This issue brief from the Urban Institute and Georgetown University Health Policy Institute examines health insurer participation and competition in six states – Colorado, Maryland, New York, Oregon, Rhode Island, and Virginia – that are establishing health insurance exchanges under the Patient Protection and Affordable Care Act.  The issue brief was funded by the Robert Wood Johnson Foundation as part of the foundation’s support of its State Health Reform Assistance Network.

The authors of the issue brief reviewed statutes, regulations and guidance across the six states and conducted interviews with 22 informants between March and April 2013.  All six states are being very accommodating to health insurers in a number of areas including network adequacy and service areas.  Moreover, states have not been particularly aggressive in negotiations over premiums, rather deferring to the existing rate review process and letting the market determine rates.  Most states expect most commercial insurers to participate in the exchange and most states expect some Medicaid-only insurers to participate in exchanges. In addition, many carriers offer both commercial and Medicaid plans, and many expect that the plans these carriers offer in exchanges are likely to be closer to Medicaid products.

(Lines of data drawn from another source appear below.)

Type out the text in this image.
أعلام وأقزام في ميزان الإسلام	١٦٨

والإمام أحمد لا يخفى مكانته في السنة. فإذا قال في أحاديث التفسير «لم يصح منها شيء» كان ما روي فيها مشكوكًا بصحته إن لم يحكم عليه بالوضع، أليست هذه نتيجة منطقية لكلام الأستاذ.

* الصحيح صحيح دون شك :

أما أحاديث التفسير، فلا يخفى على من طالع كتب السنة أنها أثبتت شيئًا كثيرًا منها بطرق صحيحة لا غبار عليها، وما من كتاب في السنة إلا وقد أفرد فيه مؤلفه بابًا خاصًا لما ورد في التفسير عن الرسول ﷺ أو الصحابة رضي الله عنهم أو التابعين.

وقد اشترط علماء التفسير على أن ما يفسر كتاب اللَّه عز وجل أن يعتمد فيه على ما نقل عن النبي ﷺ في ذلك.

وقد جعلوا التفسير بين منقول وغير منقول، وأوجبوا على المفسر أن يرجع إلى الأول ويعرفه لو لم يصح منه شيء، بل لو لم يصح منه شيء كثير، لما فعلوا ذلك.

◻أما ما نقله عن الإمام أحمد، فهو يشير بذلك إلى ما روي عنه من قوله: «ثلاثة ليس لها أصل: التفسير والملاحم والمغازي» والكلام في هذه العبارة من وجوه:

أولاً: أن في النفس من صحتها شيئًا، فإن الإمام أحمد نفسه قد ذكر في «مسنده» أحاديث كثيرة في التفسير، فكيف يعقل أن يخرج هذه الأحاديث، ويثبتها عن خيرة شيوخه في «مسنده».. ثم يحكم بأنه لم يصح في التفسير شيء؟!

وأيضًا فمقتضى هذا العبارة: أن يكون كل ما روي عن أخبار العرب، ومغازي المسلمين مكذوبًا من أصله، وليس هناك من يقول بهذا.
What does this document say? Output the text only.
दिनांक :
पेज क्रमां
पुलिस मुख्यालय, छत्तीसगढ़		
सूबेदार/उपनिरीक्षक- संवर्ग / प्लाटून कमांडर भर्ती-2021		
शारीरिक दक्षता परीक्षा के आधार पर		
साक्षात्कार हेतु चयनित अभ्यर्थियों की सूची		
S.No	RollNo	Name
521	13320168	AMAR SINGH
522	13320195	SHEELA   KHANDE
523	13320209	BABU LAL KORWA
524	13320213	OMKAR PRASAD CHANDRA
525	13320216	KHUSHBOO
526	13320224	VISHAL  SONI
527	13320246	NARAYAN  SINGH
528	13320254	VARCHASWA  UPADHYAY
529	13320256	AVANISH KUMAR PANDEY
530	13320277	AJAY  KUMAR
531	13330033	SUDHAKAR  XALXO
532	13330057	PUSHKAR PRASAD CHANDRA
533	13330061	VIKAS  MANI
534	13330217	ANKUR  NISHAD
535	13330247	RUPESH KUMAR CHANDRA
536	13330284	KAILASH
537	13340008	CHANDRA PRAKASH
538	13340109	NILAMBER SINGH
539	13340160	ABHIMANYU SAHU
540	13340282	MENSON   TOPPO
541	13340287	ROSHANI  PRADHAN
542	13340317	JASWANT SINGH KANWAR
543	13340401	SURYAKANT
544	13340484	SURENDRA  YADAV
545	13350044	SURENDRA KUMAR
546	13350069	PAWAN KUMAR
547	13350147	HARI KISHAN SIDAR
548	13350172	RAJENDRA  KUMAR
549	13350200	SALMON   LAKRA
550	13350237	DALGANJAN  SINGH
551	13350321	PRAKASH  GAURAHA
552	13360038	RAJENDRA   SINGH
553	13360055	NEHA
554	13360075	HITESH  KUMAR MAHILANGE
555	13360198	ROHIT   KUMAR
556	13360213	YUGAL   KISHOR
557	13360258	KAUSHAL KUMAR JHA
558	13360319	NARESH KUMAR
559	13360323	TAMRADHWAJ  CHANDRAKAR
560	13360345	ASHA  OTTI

It is expected that markets will be fairly competitive. While there is caution expressed by many insurers, the strong incentives to be the second-lowest cost plan is expected to lead to reasonably priced premiums, at least after the initial transition.  Commercial carriers have the strong advantages of brand recognition and broad provider networks, but in general they are more expensive because of higher provider payment rates. It is expected that they will have negotiate lower provider payment rates or have more limited networks than their commercial offerings. Medicaid plans will have the advantage of lower payment rates, though these are likely to be negotiated upward. The overall expectation is that the competition in exchanges will lead to provider payment rates somewhere between commercial and Medicaid rates, as well as more limited networks than in similar commercial markets.

However, there remains a great deal of uncertainty about how to set premiums. In part this reflects the many new requirements that carriers face, including the essential health benefits, actuarial value tiers, guaranteed issue, and rating rules, as well uncertainty about the health status of enrollees. Some plans will focus on avoiding losses, others will bid aggressively in order to gain market share. The expectation is that plans need to better understand the health characteristics of enrollees, as well as the effectiveness of risk corridors and risk adjustment mechanisms. Once they are assured, pricing is likely to become more aggressive.

The issue brief’s overall conclusion is that there will be robust competition in many states and this will lead to reasonably priced premiums, with lower premiums for unsubsidized enrollees and lower subsidy costs to the federal government.